Chavez-DeRemer said the biggest concern her voters have is the fentanyl crisis racking her district that has been exacerbated by a porous U.S.-Mexico border, along with Measure 110, a local initiative in Oregon that decriminalized minor possession of hard drugs.

“This is something I think for most Oregonians, that measure is always going to stick in their minds, is what it has done to their community,” she said. “The community and the state of Oregon were sold a bill of goods that this was going to be a fix or helpful to the community.”

Regarding a statewide measure, there’s little space for a representative in Washington to operate. The problem is a local one, not something that can be addressed by Congress.

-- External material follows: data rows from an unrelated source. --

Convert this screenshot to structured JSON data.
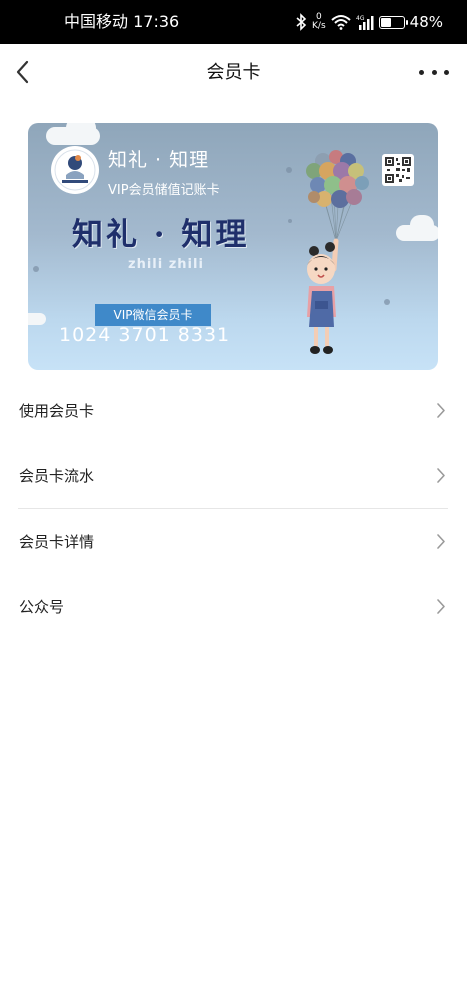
{
  "status_bar": {
    "carrier_time": "中国移动 17:36",
    "net_speed_value": "0",
    "net_speed_unit": "K/s",
    "network": "4G",
    "battery_percent": "48%",
    "battery_level": 0.48
  },
  "nav": {
    "title": "会员卡",
    "back_icon": "chevron-left-icon",
    "more_icon": "more-dots-icon"
  },
  "card": {
    "name": "知礼 · 知理",
    "subtitle": "VIP会员储值记账卡",
    "big_title": "知礼 · 知理",
    "pinyin": "zhili zhili",
    "badge": "VIP微信会员卡",
    "number": "1024 3701 8331",
    "colors": {
      "top": "#8fa6ba",
      "bottom": "#c7e2f7",
      "badge": "#3f89c9",
      "title": "#1f2f6b"
    }
  },
  "menu": {
    "items": [
      {
        "label": "使用会员卡"
      },
      {
        "label": "会员卡流水"
      },
      {
        "label": "会员卡详情"
      },
      {
        "label": "公众号"
      }
    ]
  }
}
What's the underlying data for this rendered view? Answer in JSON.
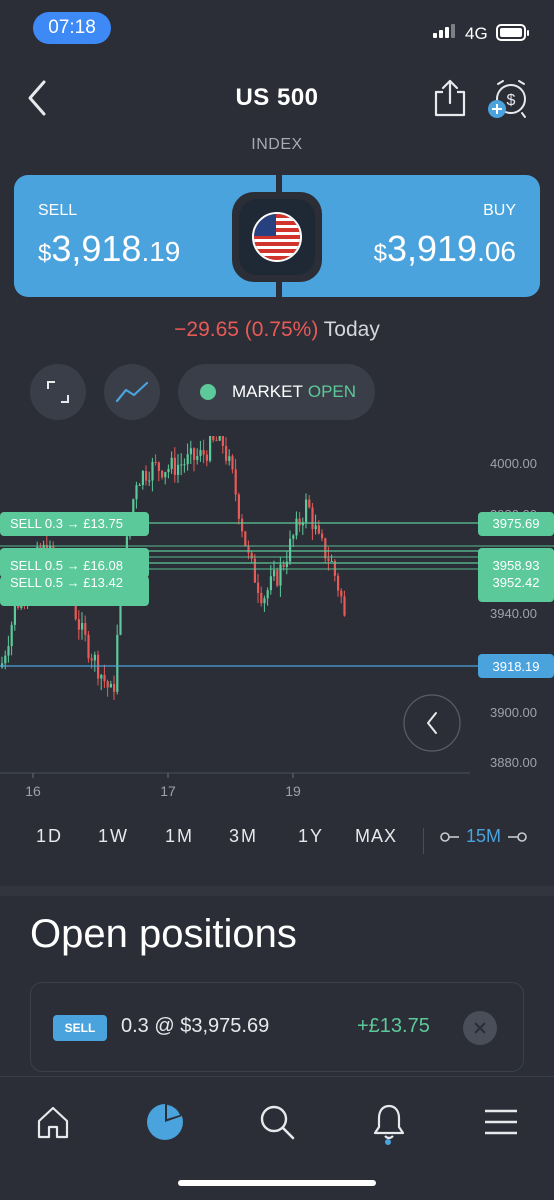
{
  "status_bar": {
    "time": "07:18",
    "network": "4G"
  },
  "header": {
    "title": "US 500",
    "subtitle": "INDEX"
  },
  "quote": {
    "sell_label": "SELL",
    "sell_currency": "$",
    "sell_main": "3,918",
    "sell_decimal": ".19",
    "buy_label": "BUY",
    "buy_currency": "$",
    "buy_main": "3,919",
    "buy_decimal": ".06",
    "change": "−29.65 (0.75%)",
    "change_period": "Today"
  },
  "market": {
    "label": "MARKET",
    "status": "OPEN"
  },
  "chart_data": {
    "type": "candlestick",
    "y_ticks": [
      "4000.00",
      "3980.00",
      "3960.00",
      "3940.00",
      "3900.00",
      "3880.00"
    ],
    "x_ticks": [
      "16",
      "17",
      "19"
    ],
    "ylim": [
      3880,
      4000
    ],
    "orders": [
      {
        "label": "SELL 0.3",
        "arrow": "→",
        "amount": "£13.75",
        "price": "3975.69"
      },
      {
        "label": "SELL 0.5",
        "arrow": "→",
        "amount": "£16.08",
        "price": "3958.93"
      },
      {
        "label": "SELL 0.5",
        "arrow": "→",
        "amount": "£13.42",
        "price": "3952.42"
      }
    ],
    "current_price": "3918.19",
    "colors": {
      "up": "#5cc99a",
      "down": "#e85a57",
      "order_line": "#5cc99a",
      "current_line": "#4aa3dd"
    }
  },
  "timeframes": [
    "1D",
    "1W",
    "1M",
    "3M",
    "1Y",
    "MAX"
  ],
  "interval": "15M",
  "positions": {
    "title": "Open positions",
    "items": [
      {
        "side": "SELL",
        "desc": "0.3 @ $3,975.69",
        "pnl": "+£13.75"
      }
    ]
  },
  "colors": {
    "accent": "#4aa3dd",
    "positive": "#5cc99a",
    "negative": "#e85a57",
    "background": "#2b2e36"
  }
}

But Chavez-DeRemer, mayor of Happy Valley (a Portland suburb of about 24,000 people) from 2011 to 2019, sees herself as a conduit between her voters far from the marbled halls of Congress in Washington. And she said she's using her federal position to get the attention of leaders in the state.

Right now, getting leaders’ attention amounts to writing letters telling them to reassess everything from lax drug laws to lenient pardon and parole policies that release dangerous criminals back onto city streets.

“People in the state expect me to be an extension of their fight for what they believe is not going well,” Chavez-DeRemer, 55, said. “I have constituents calling me saying, 'Hey, we need your help.'”

Quintessential Swing Seat
Democrats aren't buying the notion of Chavez-DeRemer as a political bridge builder.

“While Lori Chavez-DeRemer masquerades as a moderate at home, she’s built a track record of enabling the worst fringes of her far-right party in the halls of Congress, breaking her promises by voting to restrict women’s access to reproductive care and jeopardizing the resources Oregonians rely on by feeding into her party’s chaos and dysfunctions,” Democratic Congressional Campaign Committee spokesman Dan Gottlieb told the Washington Examiner. “In 2024, Chavez-DeRemer will have a hard time convincing voters she’s been anything more than another self-serving Republican enabler in Washington, D.C.”

Both parties have legitimate reasons for optimism — and concern — heading into the congresswoman's first reelection bid. Chavez-DeRemer proved her campaign mettle in 2022 by winning in a newly drawn district. (Oregon's House delegation grew from five to six seats due to population growth.) She prevailed over Democratic rival and perennial candidate Jamie McLeod-Skinner 50.91% to 48.83%. That was after McLeod-Skinner beat a centrist Democratic incumbent in the primary from the left. And in 2024, Chavez-DeRemer will be running for reelection as an incumbent, which brings a slew of advantages.

Yet the 5th District race will overlap with the 2024 presidential contest, a likely rematch between Biden and Trump. Oregon is a reliably Democratic state in presidential politics, and the level of voter participation is likely to rise in a national election.

The race may hinge on who Democrats nominate to challenge Chavez-DeRemer. The district, which once spread from the Pacific Coast into the Portland metro area, was chopped in half. The liberal suburbs are still intact, but the new map also includes the more conservative bastions of Linn and Jefferson counties. In 2020, Biden would have defeated Trump in the 5th District 53.2% to 44.4%.

McLeod-Skinner would be a tough sell in this quintessential swing district. Last time, Chavez-DeRemer savaged McLeod-Skinner over her liberal record, and it worked.

CLICK HERE TO READ MORE FROM THE WASHINGTON EXAMINER

But the incumbent could face a tougher opponent in Democratic state Rep. Janelle Bynum, who is 2-0 in head-to-head competitions between them for the state legislature. Bynum first beat Chavez-DeRemer in 2016 with 51% of the vote and 53% in 2018. Bynum is a small business owner — she owns a McDonald’s franchise and operates four restaurants in Chavez-DeRemer's hometown of Happy Valley.

This means voters in the 5th District next year could have a couple of political repeats in front of them: Biden and Trump in the presidential race and Chavez-DeRemer and Bynum in the congressional contest.